Supreme Court Decides DirecTV, Inc. v. Imburgia

On December 14, 2015, in DirecTV, Inc. v. Imburgia, No. 14-462, the United States Supreme Court reversed a California state court’s refusal to enforce an arbitration clause in a contract between DirecTV and its customers. The contract provided that “any Claim either of us asserts will be resolved only by binding arbitration,” but neither “shall be entitled to join or consolidate claims in arbitration.” It added that if the “law of your state” makes the waiver of class arbitration unenforceable, the entire arbitration provision “is unenforceable.”

The case began in 2008, when two customers sued DirecTV in California state court for hefty early termination fees they believed violated California’s consumer protection laws. At the time, the California Supreme Court’s decision in Discovery Bank v. Superior Court, 113 P.3d 1100, 1110 (Cal. 2005) made clear that class-arbitration waivers were unenforceable under California law. So, pursuant to the terms of their contract with DirecTV, the two customers were permitted to pursue their claims against the company in court, rather than through binding arbitration.

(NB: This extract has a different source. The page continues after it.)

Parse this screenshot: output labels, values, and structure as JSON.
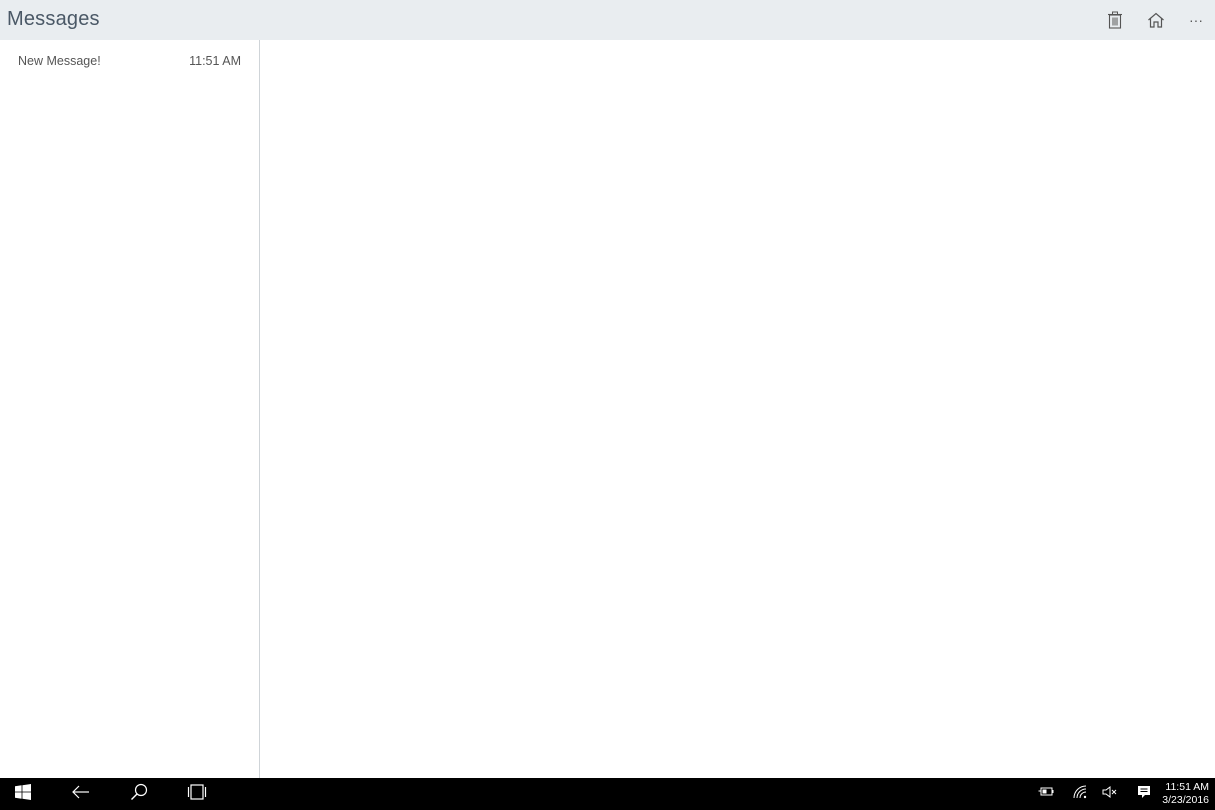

Fast Forward to 2011: The U.S. Supreme Court found that the Federal Arbitration Act pre-empts California’s Discovery Bank rule because that rule “‘stands as an obstacle to the accomplishment and execution of the full purposes and objectives of Congress’” as embodied by the Federal Arbitration Act. AT&T Mobility LLC v. Concepcion, 563 U.S. 333, 352 (2011). Relying on the Supreme Court’s invalidation of Discovery Bank, DirecTV halted the litigation and moved to compel binding arbitration. The trial court denied DirecTV’s request, and it appealed. The California Court of Appeals affirmed, finding that the waiver of class arbitration was unenforceable under California law, notwithstanding the Supreme Court’s recent ruling in Concepcion, and that it could not compel arbitration. Because the Ninth Circuit — the federal circuit in which California sits — had reached the opposite conclusion, DirecTV petitioned the U.S. Supreme Court.

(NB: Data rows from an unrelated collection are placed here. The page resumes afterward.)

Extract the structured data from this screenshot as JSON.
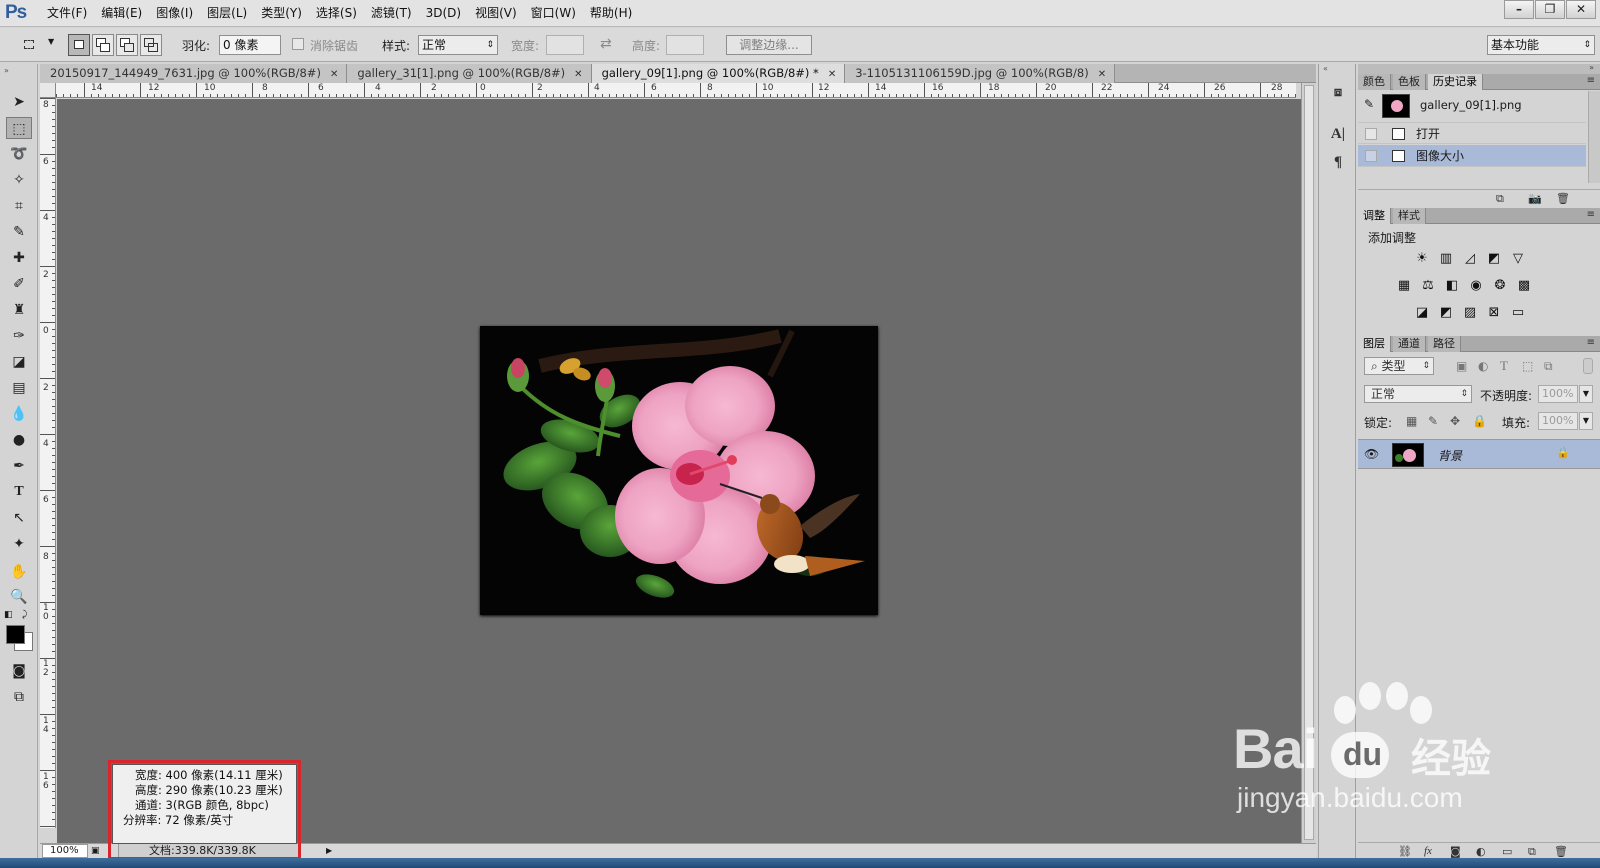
{
  "app": {
    "logo": "Ps",
    "menu": [
      "文件(F)",
      "编辑(E)",
      "图像(I)",
      "图层(L)",
      "类型(Y)",
      "选择(S)",
      "滤镜(T)",
      "3D(D)",
      "视图(V)",
      "窗口(W)",
      "帮助(H)"
    ]
  },
  "options": {
    "feather_label": "羽化:",
    "feather_value": "0 像素",
    "antialias_label": "消除锯齿",
    "style_label": "样式:",
    "style_value": "正常",
    "width_label": "宽度:",
    "height_label": "高度:",
    "refine_edge": "调整边缘...",
    "workspace": "基本功能"
  },
  "tabs": [
    {
      "label": "20150917_144949_7631.jpg @ 100%(RGB/8#)",
      "active": false
    },
    {
      "label": "gallery_31[1].png @ 100%(RGB/8#)",
      "active": false
    },
    {
      "label": "gallery_09[1].png @ 100%(RGB/8#) *",
      "active": true
    },
    {
      "label": "3-1105131106159D.jpg @ 100%(RGB/8)",
      "active": false
    }
  ],
  "rulers": {
    "horizontal": [
      "14",
      "12",
      "10",
      "8",
      "6",
      "4",
      "2",
      "0",
      "2",
      "4",
      "6",
      "8",
      "10",
      "12",
      "14",
      "16",
      "18",
      "20",
      "22",
      "24",
      "26",
      "28"
    ],
    "vertical": [
      "8",
      "6",
      "4",
      "2",
      "0",
      "2",
      "4",
      "6",
      "8",
      "10",
      "12",
      "14",
      "16"
    ]
  },
  "status": {
    "zoom": "100%",
    "doc": "文档:339.8K/339.8K"
  },
  "info_popup": {
    "width": "宽度: 400 像素(14.11 厘米)",
    "height": "高度: 290 像素(10.23 厘米)",
    "channels": "通道: 3(RGB 颜色, 8bpc)",
    "resolution": "分辨率: 72 像素/英寸"
  },
  "panels": {
    "history_tabs": [
      "颜色",
      "色板",
      "历史记录"
    ],
    "history_snapshot": "gallery_09[1].png",
    "history_items": [
      {
        "label": "打开",
        "selected": false
      },
      {
        "label": "图像大小",
        "selected": true
      }
    ],
    "adjust_tabs": [
      "调整",
      "样式"
    ],
    "adjust_title": "添加调整",
    "layers_tabs": [
      "图层",
      "通道",
      "路径"
    ],
    "layers_filter": "类型",
    "blend_mode": "正常",
    "opacity_label": "不透明度:",
    "opacity_value": "100%",
    "lock_label": "锁定:",
    "fill_label": "填充:",
    "fill_value": "100%",
    "layer_name": "背景"
  },
  "watermark": {
    "brand": "Bai",
    "brand_cn": "经验",
    "url": "jingyan.baidu.com"
  },
  "colors": {
    "canvas_bg": "#6b6b6b",
    "selection_blue": "#a9b9d8",
    "highlight_red": "#d9262c",
    "ps_blue": "#2f5f9e"
  }
}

Writing for the majority, Justice Breyer framed the issue as “whether the decision of the California court places arbitration contracts ‘on equal footing with all other contracts.’” He answered that question in the negative, finding that the California court’s “interpretation of this contract is unique.” The California court effectively had interpreted the phrase “law of your state” to mean California’s pre-Concepcion law. The Supreme Court found that interpretation untenable, reasoning that “[a]bsent any indication in the contract that this language is meant to refer to invalid state law, it presumably takes its ordinary meaning: valid state law.” It also noted that the California Supreme Court recently had held that “under ‘general contract principles,’ references to California law incorporate the California Legislature’s power to change the law retroactively.” It added that nothing in the California court’s opinion suggested that the phrase “law of your state” would refer to anything other than valid laws in any other context; rather, the California court had framed its reasoning to suggest that its holding was limited to arbitration. For these reasons, the Supreme Court concluded that the California court’s interpretation of the phrase “law of your state” did not put arbitration contracts “on equal footing with all other contracts” or give “due regard ... to federal policy favoring arbitration,” and it found that the California court’s interpretation was pre-empted by the Federal Arbitration Act.

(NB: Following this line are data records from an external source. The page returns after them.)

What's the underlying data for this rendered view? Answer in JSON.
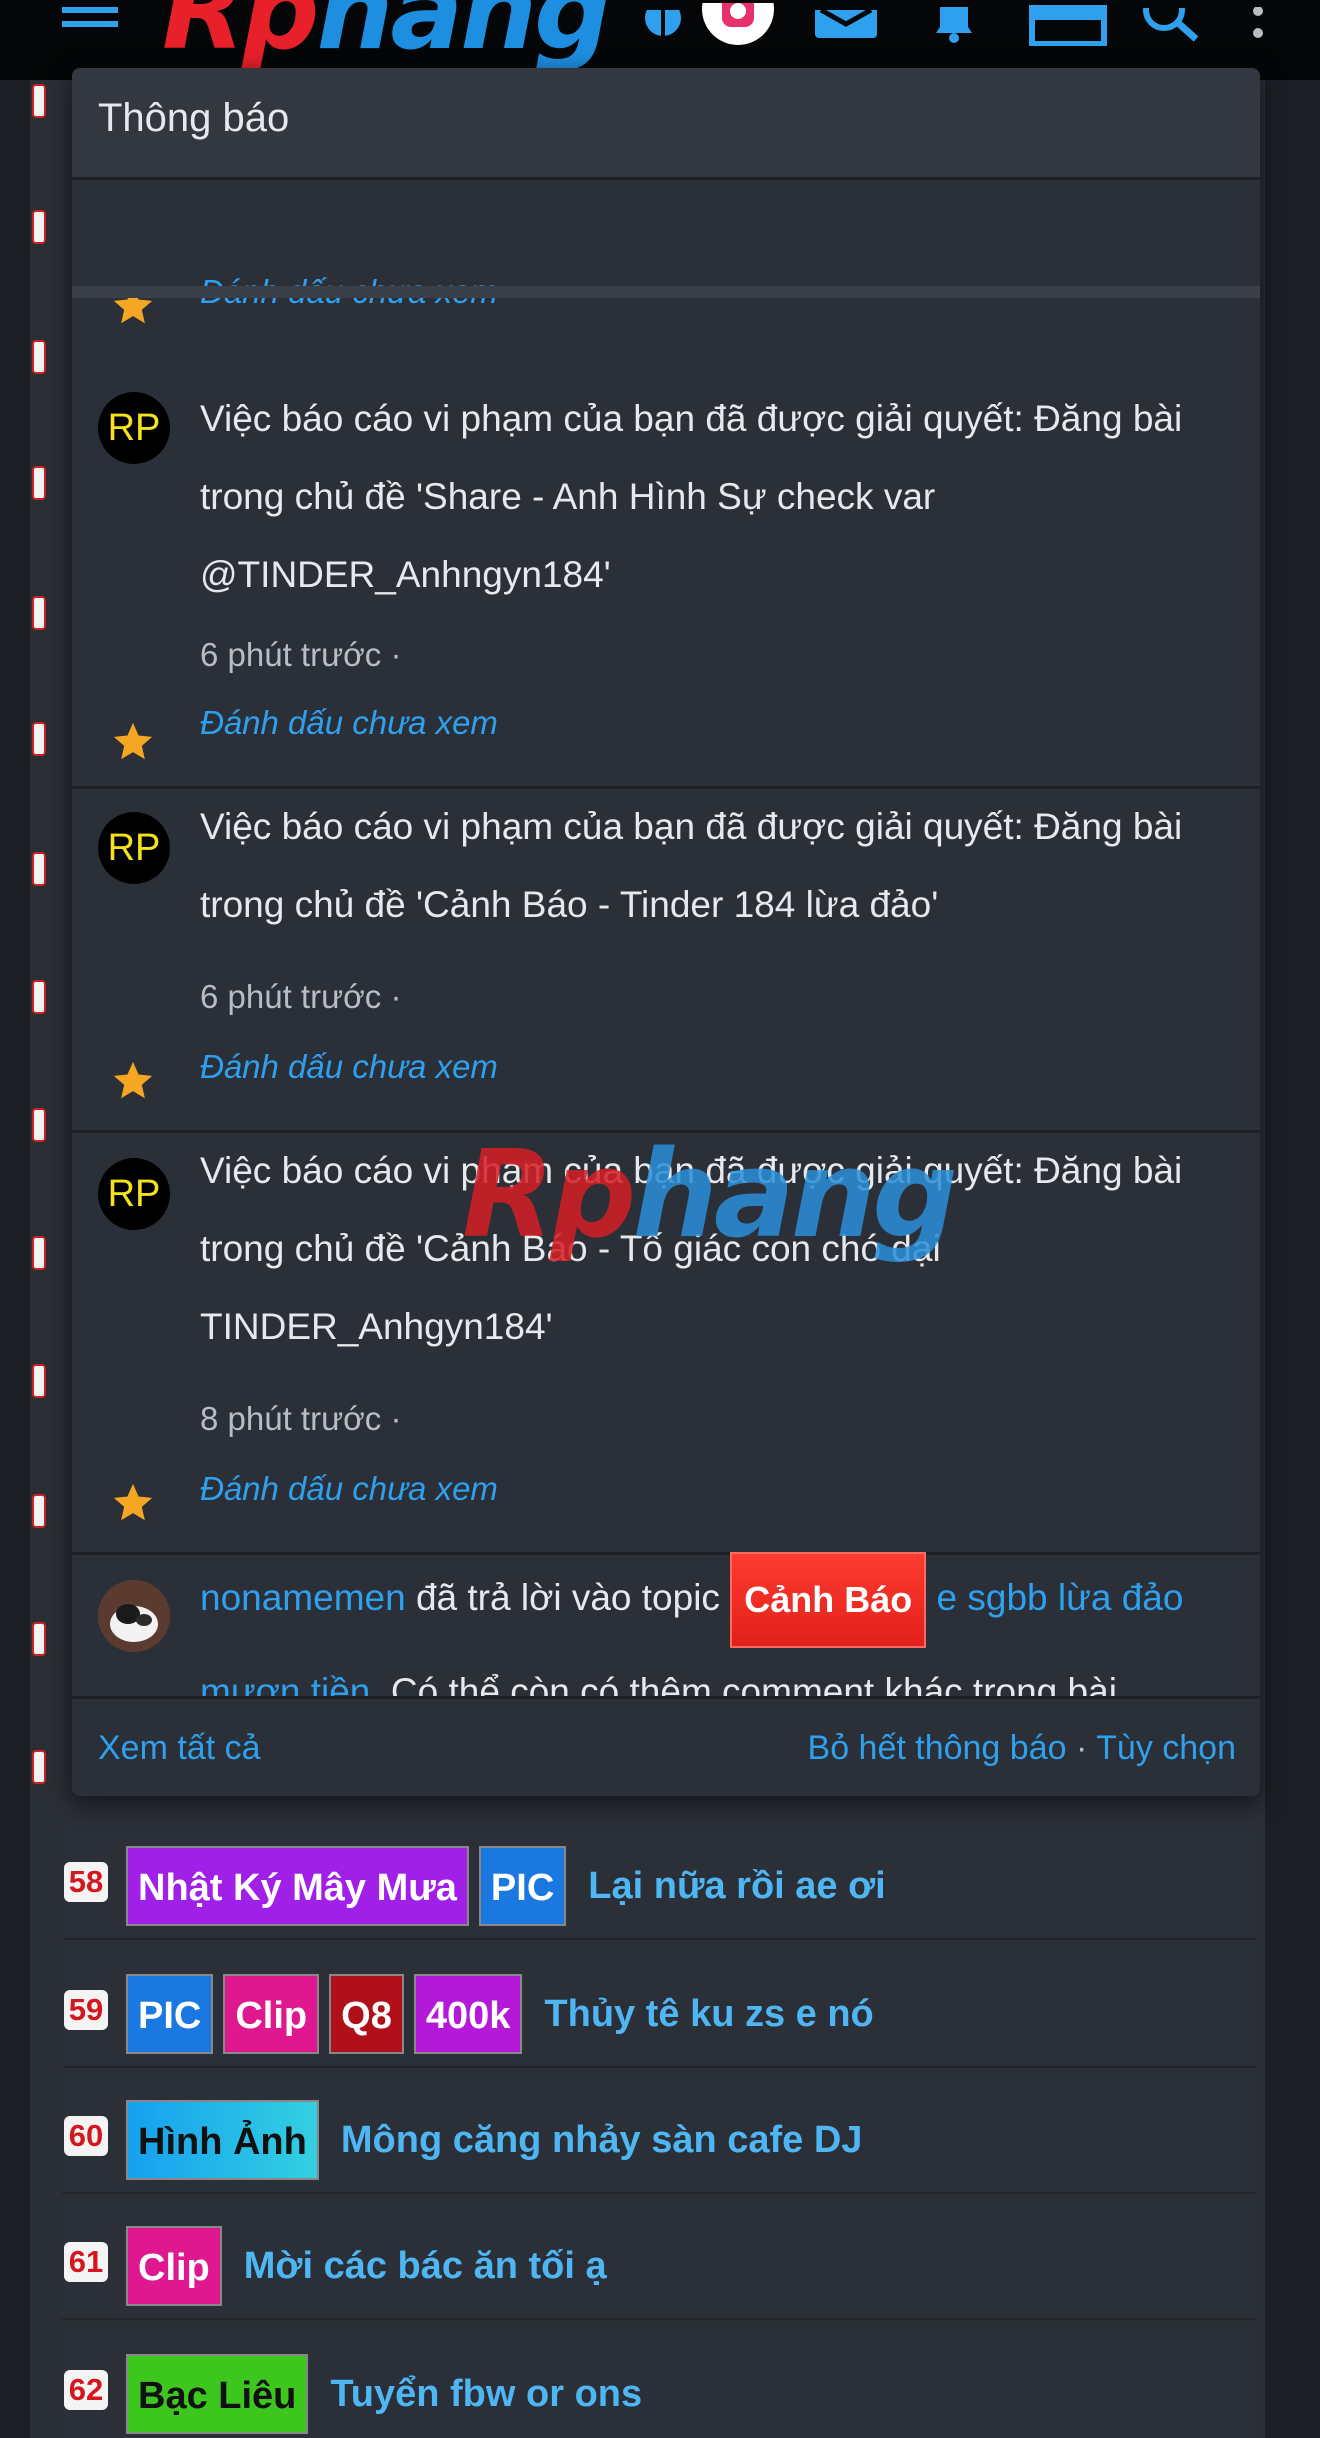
{
  "logo": {
    "part1": "Rp",
    "part2": "hang"
  },
  "topbar_icons": [
    "menu-icon",
    "dark-mode-icon",
    "instagram-icon",
    "inbox-icon",
    "bell-icon",
    "gift-icon",
    "search-icon",
    "more-vertical-icon"
  ],
  "popup": {
    "title": "Thông báo",
    "mark_unread": "Đánh dấu chưa xem",
    "notifications": [
      {
        "avatar": "RP",
        "text": "Việc báo cáo vi phạm của bạn đã được giải quyết: Đăng bài trong chủ đề 'Share - Anh Hình Sự check var @TINDER_Anhngyn184'",
        "time": "6 phút trước ·",
        "mark": "Đánh dấu chưa xem"
      },
      {
        "avatar": "RP",
        "text": "Việc báo cáo vi phạm của bạn đã được giải quyết: Đăng bài trong chủ đề 'Cảnh Báo - Tinder 184 lừa đảo'",
        "time": "6 phút trước ·",
        "mark": "Đánh dấu chưa xem"
      },
      {
        "avatar": "RP",
        "text": "Việc báo cáo vi phạm của bạn đã được giải quyết: Đăng bài trong chủ đề 'Cảnh Báo - Tố giác con chó dại TINDER_Anhgyn184'",
        "time": "8 phút trước ·",
        "mark": "Đánh dấu chưa xem"
      }
    ],
    "reply": {
      "user": "nonamemen",
      "action": " đã trả lời vào topic ",
      "tag": "Cảnh Báo",
      "topic": " e sgbb lừa đảo mượn tiền",
      "rest": ". Có thể còn có thêm comment khác trong bài"
    },
    "footer": {
      "view_all": "Xem tất cả",
      "dismiss_all": "Bỏ hết thông báo",
      "dot": " · ",
      "options": "Tùy chọn"
    }
  },
  "watermark": {
    "part1": "Rp",
    "part2": "hang"
  },
  "topics": [
    {
      "num": "58",
      "tags": [
        {
          "label": "Nhật Ký Mây Mưa",
          "color": "#a020e8"
        },
        {
          "label": "PIC",
          "color": "#1a78e0"
        }
      ],
      "title": "Lại nữa rồi ae ơi"
    },
    {
      "num": "59",
      "tags": [
        {
          "label": "PIC",
          "color": "#1a78e0"
        },
        {
          "label": "Clip",
          "color": "#e01890"
        },
        {
          "label": "Q8",
          "color": "#b0101a"
        },
        {
          "label": "400k",
          "color": "#b418d8"
        }
      ],
      "title": "Thủy tê ku zs e nó"
    },
    {
      "num": "60",
      "tags": [
        {
          "label": "Hình Ảnh",
          "color": "#22b2e6"
        }
      ],
      "title": "Mông căng nhảy sàn cafe DJ"
    },
    {
      "num": "61",
      "tags": [
        {
          "label": "Clip",
          "color": "#e01890"
        }
      ],
      "title": "Mời các bác ăn tối ạ"
    },
    {
      "num": "62",
      "tags": [
        {
          "label": "Bạc Liêu",
          "color": "#3cc61e"
        }
      ],
      "title": "Tuyển fbw or ons"
    }
  ]
}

Justice Thomas wrote a short dissent, repeating his view that the Federal Arbitration Act should not apply in state courts. And Justice Ginsburg, joined by Justice Sotomayor, wrote an impassioned dissent expressing her belief that the majority’s decision further “disarms consumers, leaving them without effective access to justice.” She argued that the phrase “law of your state” should be given the meaning it had when written or, at the very least, should be deemed ambiguous and construed against DirecTV as the contract’s drafter.

Bottom Line: If the Supreme Court’s decision in Concepcion weren’t clear enough, its decision in DirecTV is: Binding arbitration clauses in your contracts are enforceable, and it increasingly is unlikely that state contract law — or other creative arguments— can undermine them. Transactional lawyers should consider whether to include binding arbitration clauses in their contracts, and litigators should consider enforcing them to reduce costs and reach a more effective and efficient — and private — result.